After two days of idle time, we motored over to DeTour Passage. Our luck was improving and we waited for our next disaster. It came soon enough and the problem this time was us not having our VHF radio on. We crept up to the DeTour marina and looked around for a place to dock the boat for a few hours while we got our supplies. We headed up a narrow passageway and soon found out from a man we assumed was the Harbor Master, yelling and waving his arms at us, that we were in the wrong place. We were supposed to go to the shopper’s dock which was on the other side of the marina. He told us to turn on our radio. Good idea. He explained what dock we were to go to and we backed out of the passage which was no easy feat considering the way Hetarae steered.

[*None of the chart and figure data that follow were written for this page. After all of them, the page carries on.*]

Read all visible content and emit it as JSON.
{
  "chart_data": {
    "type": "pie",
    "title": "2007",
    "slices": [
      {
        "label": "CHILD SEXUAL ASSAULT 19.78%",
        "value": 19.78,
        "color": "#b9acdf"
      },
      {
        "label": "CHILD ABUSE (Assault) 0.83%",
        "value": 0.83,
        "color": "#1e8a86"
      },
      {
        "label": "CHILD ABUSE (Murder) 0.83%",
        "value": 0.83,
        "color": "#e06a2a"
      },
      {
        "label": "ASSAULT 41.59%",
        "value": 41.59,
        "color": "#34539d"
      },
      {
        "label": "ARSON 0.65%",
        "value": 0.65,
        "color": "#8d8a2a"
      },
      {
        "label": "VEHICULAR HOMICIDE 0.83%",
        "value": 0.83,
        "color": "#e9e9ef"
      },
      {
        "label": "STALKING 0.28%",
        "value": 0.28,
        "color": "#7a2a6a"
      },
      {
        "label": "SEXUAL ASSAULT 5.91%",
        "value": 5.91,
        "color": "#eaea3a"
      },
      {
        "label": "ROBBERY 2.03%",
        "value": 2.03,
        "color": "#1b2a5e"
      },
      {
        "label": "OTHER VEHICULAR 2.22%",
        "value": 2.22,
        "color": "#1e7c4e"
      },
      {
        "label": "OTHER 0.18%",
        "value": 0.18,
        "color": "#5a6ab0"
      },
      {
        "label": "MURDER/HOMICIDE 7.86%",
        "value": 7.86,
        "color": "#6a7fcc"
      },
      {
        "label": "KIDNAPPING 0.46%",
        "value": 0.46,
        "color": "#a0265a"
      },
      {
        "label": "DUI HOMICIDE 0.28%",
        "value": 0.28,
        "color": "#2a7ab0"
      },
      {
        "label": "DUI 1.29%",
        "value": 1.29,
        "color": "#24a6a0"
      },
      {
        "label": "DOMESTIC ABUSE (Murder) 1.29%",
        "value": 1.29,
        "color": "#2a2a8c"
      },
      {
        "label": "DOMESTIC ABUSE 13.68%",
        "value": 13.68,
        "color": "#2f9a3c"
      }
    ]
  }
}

We came up to a slip which we thought was suitable and as I jumped off the boat, the man yelled at us again. We were beginning to feel pretty stupid. Dennis then got the boat into the designated slip with much difficulty and many onlookers. We had a few heated words over the importance of communication via the VHF and turned to watch the Harbor Master yell at several other boaters coming in.
I went jogging and Dennis and Nick checked out the stores. As I came back from my fun, I watched Nick turn on and off every single tap along the entire dock. It was quite funny to see and I hoped that the Harbor Master was busy elsewhere.

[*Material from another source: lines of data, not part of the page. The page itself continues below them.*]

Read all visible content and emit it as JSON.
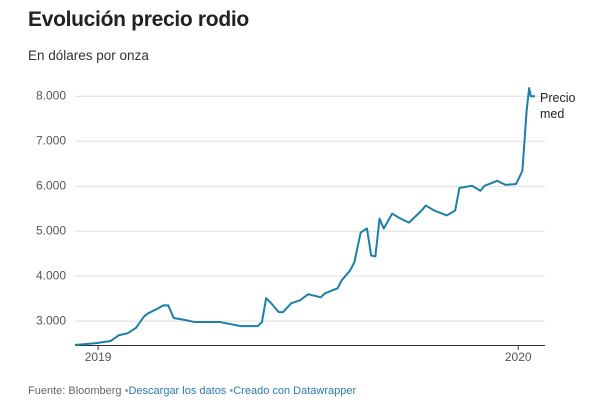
{
  "chart_data": {
    "type": "line",
    "title": "Evolución precio rodio",
    "subtitle": "En dólares por onza",
    "x": [
      2018.945,
      2018.993,
      2019.03,
      2019.05,
      2019.07,
      2019.09,
      2019.11,
      2019.12,
      2019.14,
      2019.155,
      2019.167,
      2019.18,
      2019.21,
      2019.23,
      2019.29,
      2019.34,
      2019.38,
      2019.39,
      2019.4,
      2019.41,
      2019.43,
      2019.44,
      2019.46,
      2019.48,
      2019.5,
      2019.53,
      2019.54,
      2019.57,
      2019.58,
      2019.6,
      2019.61,
      2019.625,
      2019.64,
      2019.65,
      2019.66,
      2019.67,
      2019.68,
      2019.7,
      2019.72,
      2019.74,
      2019.77,
      2019.78,
      2019.8,
      2019.83,
      2019.85,
      2019.86,
      2019.89,
      2019.91,
      2019.92,
      2019.95,
      2019.97,
      2019.995,
      2020.01,
      2020.02,
      2020.026,
      2020.03,
      2020.04
    ],
    "series": [
      {
        "name": "Precio med",
        "color": "#1d7fa6",
        "values": [
          2470,
          2510,
          2560,
          2690,
          2730,
          2850,
          3110,
          3180,
          3270,
          3350,
          3350,
          3070,
          3020,
          2980,
          2980,
          2890,
          2890,
          2980,
          3510,
          3420,
          3200,
          3200,
          3400,
          3460,
          3600,
          3530,
          3620,
          3730,
          3910,
          4130,
          4310,
          4970,
          5060,
          4460,
          4440,
          5280,
          5060,
          5390,
          5280,
          5190,
          5460,
          5570,
          5460,
          5350,
          5460,
          5960,
          6010,
          5900,
          6010,
          6120,
          6030,
          6050,
          6340,
          7670,
          8180,
          8000,
          8000
        ]
      }
    ],
    "xlim": [
      2018.945,
      2020.04
    ],
    "xticks": [
      2019,
      2020
    ],
    "ylim": [
      2470,
      8250
    ],
    "yticks": [
      {
        "value": 3000,
        "label": "3.000"
      },
      {
        "value": 4000,
        "label": "4.000"
      },
      {
        "value": 5000,
        "label": "5.000"
      },
      {
        "value": 6000,
        "label": "6.000"
      },
      {
        "value": 7000,
        "label": "7.000"
      },
      {
        "value": 8000,
        "label": "8.000"
      }
    ],
    "grid": true
  },
  "footer": {
    "source": "Fuente: Bloomberg",
    "links": [
      "Descargar los datos",
      "Creado con Datawrapper"
    ]
  }
}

That afternoon, we worked our way towards Les Cheneaux Islands. We had difficulty finding an anchorage that night. There were great little hidden places but the were populated with beautiful cottages and we didn’t want to intrude. Finally at 7:00, we anchored in front of Government Island. We quickly made supper and cleaned up. The water was icy cold and it made me long for a hot shower.

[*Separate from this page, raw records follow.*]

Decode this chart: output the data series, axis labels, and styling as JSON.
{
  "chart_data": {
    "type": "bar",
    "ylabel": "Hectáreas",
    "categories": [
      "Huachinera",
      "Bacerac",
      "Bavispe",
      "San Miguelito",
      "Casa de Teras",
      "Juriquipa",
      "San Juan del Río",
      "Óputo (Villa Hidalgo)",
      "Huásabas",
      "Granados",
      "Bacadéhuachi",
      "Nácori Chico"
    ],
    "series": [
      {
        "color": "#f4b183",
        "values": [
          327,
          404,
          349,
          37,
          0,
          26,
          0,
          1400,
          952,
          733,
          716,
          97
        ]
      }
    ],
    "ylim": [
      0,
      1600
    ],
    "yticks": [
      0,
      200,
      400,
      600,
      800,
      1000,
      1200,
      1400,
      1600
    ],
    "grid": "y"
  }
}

The next day was cloudy and drizzly. Our destination was Mackinac Island and we resigned ourselves to anchoring in the harbour. We had been told that we could wait for days to get a slip because it was such a popular spot.
We anchored, took the dinghy to the dinghy dock – where we felt welcome – and inquired about a slip. It just so happened that there were some available. Our luck was changing – there’d be hot showers tonight! We were ecstatic because we knew we’d be getting on and off the boat a lot as there was so much to do on Mackinac. Climbing down the ladder, into the dinghy, starting the motor, docking and climbing out of the dinghy was quite a procedure and we didn’t relish doing it three or four times a day, especially in rough water. Since the ferries seemed to zoom in and out of the harbour non-stop, the water was never calm.
We checked out our assigned slip and planned our docking procedure. Nick and I waited at the dock so we could grab the lines while Dennis went back to Hetarae. Well, we waited and waited. Finally, we saw him coming towards us. He maneuvered the boat skillfully into the slip. We tied up and asked him what took him so long. The poor guy had run out of gas and had to row back to Hetarae. His blisters had just healed from the last bout of rowing!
Mackinac Island was a lot of fun. We toured everything including The Grad Hotel, wax museum and the fort. We rented bikes for a day and even bought some fudge to sample. We met some very nice people and Nick was able to play with some other children. I roller-bladed around the island twice and for the first time since leaving home, was physically exhausted – what a great feeling!
We knew we had to press on southward and after two days, we said good-bye to Mackinac Island. We sailed under the Mackinac Bridge and left Lake Huron. It was very frightening in a way but also exciting to begin a new adventure.